The duped businessman claims that for a couple of days, he was getting many missed calls from odd numbers on his primary number. When he finally started checking his phone, he received several messages showing that his bank account was used for several RTGS transactions that amounted to about Rs 50 Lakhs.
While registering an FIR with the IFSO or Intelligence Fusion & Strategic Operations unit of the Delhi Police, the businessman was adamant that he did not share any OTPs with anyone and that he merely received missed calls from multiple numbers around the same time. In their preliminary investigation, the police also found that the businessman did not receive any OTPs for the transitions carried out by the scammers.
So how exactly did the scammers get into the businessman’s accounts, and more importantly, where did the OTPs that enabled the scammers to complete the transactions go? Well, this is where SIM swapping comes into play.
What is SIM swapping?
In a SIM swapping or SIM jacking scam, a criminal steals your mobile phone number by assigning it to a new SIM card.

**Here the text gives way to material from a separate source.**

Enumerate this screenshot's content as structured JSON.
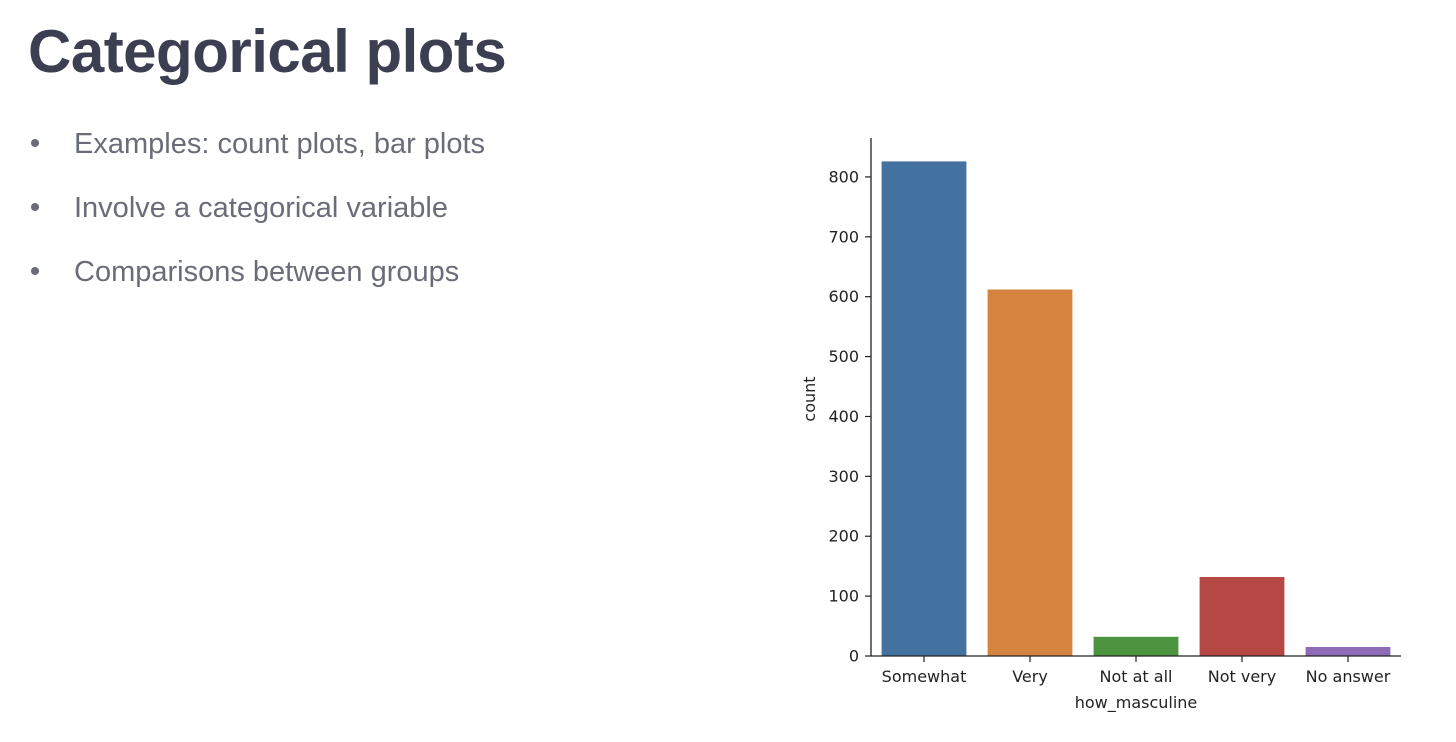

The mobile carrier will most likely request some form of identity verification, such as the account PIN, security questions you set up, a copy of your Aadhar, or something like that. The hackers, believe it or not, already have this information. Remember the numerous times you have heard of data leaks from Facebook, Instagram, Google, or any other server? This is where the data ends up.
These scammers select their victims based on this list. Once the criminal has persuaded the mobile carrier’s customer service representative that they’re legit, they can reassign your phone number to their SIM. The criminal has essentially disconnected your phone number from your phone and assigned it to their SIM card, which they’ve popped into their device.
How to tell if you’re SIM has been swapped?
The first sign that your SIM has been swapped is usually a drastic change in the number of calls and SMSs you get or if your colleagues or friends regularly tell you that they tried calling you but couldn’t get through. Sometimes, when your number has been assigned to a new SIM, texting and calling may suddenly stop working.
When you connect your device to WiFi, you might start getting emails about account changes. Friends might tell you that your social media accounts have been hacked. Even worse, unauthorized bank activity could start happening. If you see more than one of these happening, and it occurs frequently, know there is a good possibility that you have been SIM swapped.
What to do if you have been SIM-swapped?
First and foremost, get in touch with your SIM provider, get them to deactivate all your SIMs, block all your afflicted numbers and then get a new SIM card with the old number. Then you approach your bank and see if there is any suspicious activity.
Furthermore, reset all your passwords; once you get the new SIM, reset the PIN for your mobile account. If possible, try to use different numbers for banking and finance-related activities and your online accounts like email and social media platforms.